The Half Brother by Lars Saabye Christensen
My rating: 3 of 5 stars
I just couldn’t get through it, but I won’t give it a poor rating. From reading rave reviews from newspapers and literary magazines, and seeing the praise on Goodreads, it feels to me to be one of those books that will grab some readers, and others not. I did find the unfamiliar setting of Norway, both the far reaches and closer to the city, interesting, and I was also really interested to see what would happen to the characters, considering the origin story, which I won’t spoil here. But it was so slow-moving and long, in a way that I couldn’t engage with.
It’s not that I don’t mind long detailed Norwegian novels: I’ve read two of Karl Ove Knausgård’s books! But halfway through, struggling to read the book, struggling to be interested, none of the characters were developing. The father was still mysterious, the grandmother still drunk, the mother still resentful and the half-brother sharp and cruel. And Barnum, the narrator, trudging through this miserable world of his family and being a short outsider: I actually didn’t find his storytelling interesting enough to get through the story. It didn’t help that I found the second part of the short prologue, set in the modern day, pretty unbearable and uninteresting, a drunken screenwriter at a film festival dodging meetings.

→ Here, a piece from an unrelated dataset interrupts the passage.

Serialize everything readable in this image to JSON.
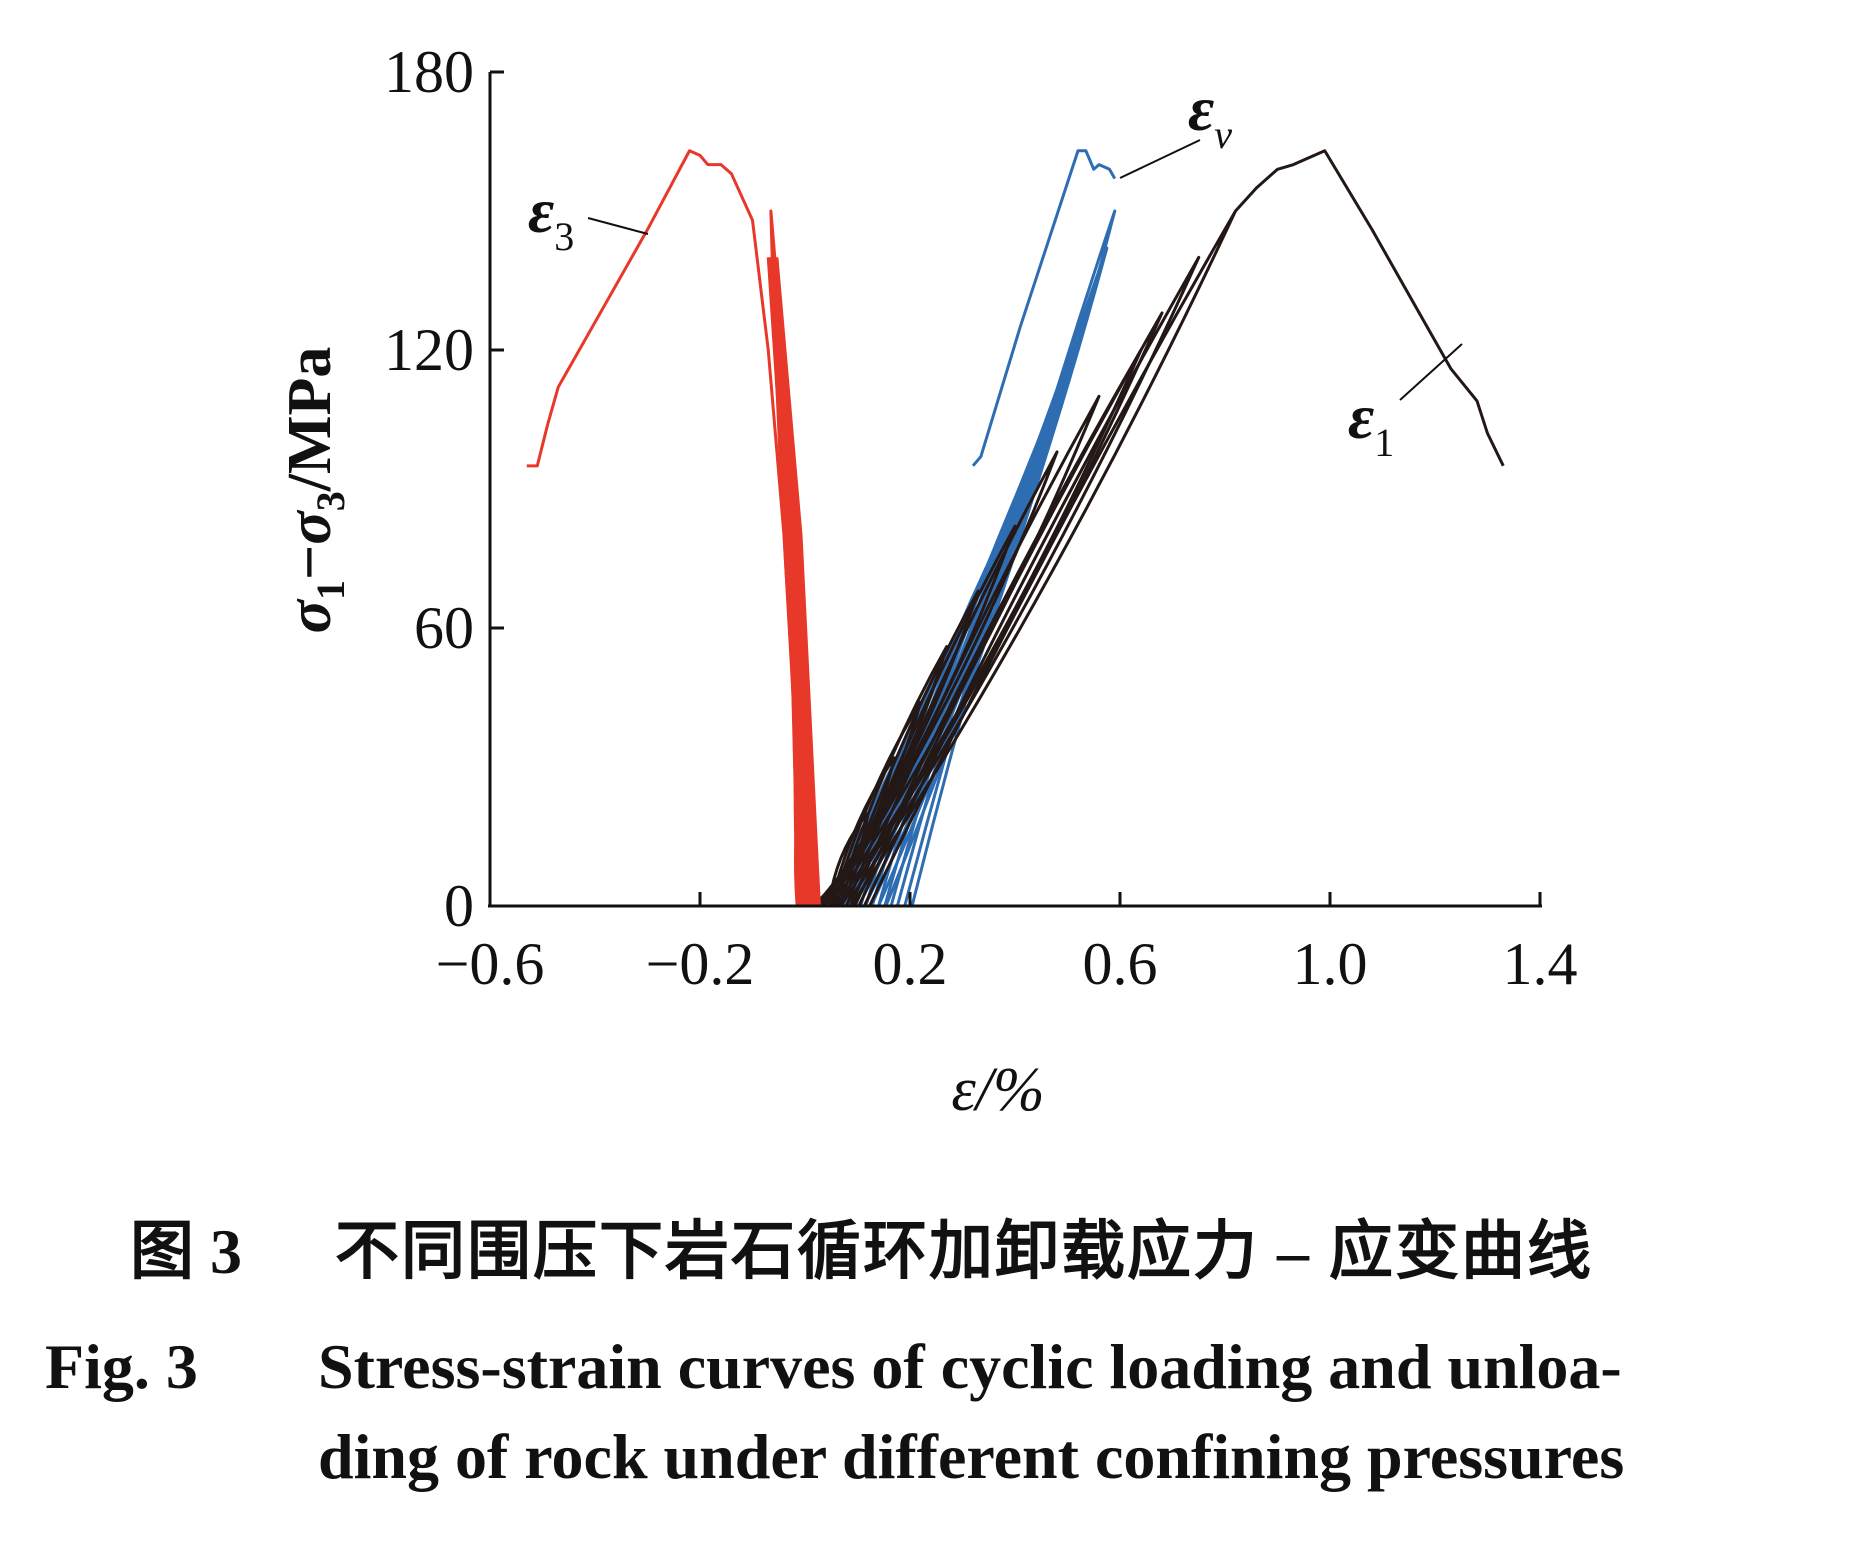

I’m not completely sure why I couldn’t get into this book, though it does make me wonder about how we’re attracted to some writers and not to others, that doesn’t have to do with the quality of the writing (considering it’s a much awarded book, lauded by other people). I used to ALWAYS get through books, even if I wasn’t enjoying them. I felt an obligation to finish them, in order to fully judge them and felt it a failure of determination if I gave up.
But these days, these YEARS in fact, I read so much less than I used to. Reading a very slim David Leavitt novel (review forthcoming), I suddenly thought: this book is a tenth of the size of The Half Brother! Struggling through something that I wasn’t enjoying was actually preventing me from reading something I would likely enjoy more. I think I’ll be donating this one to the closest street library (which is appropriate, since the book also found its way to me without a cost).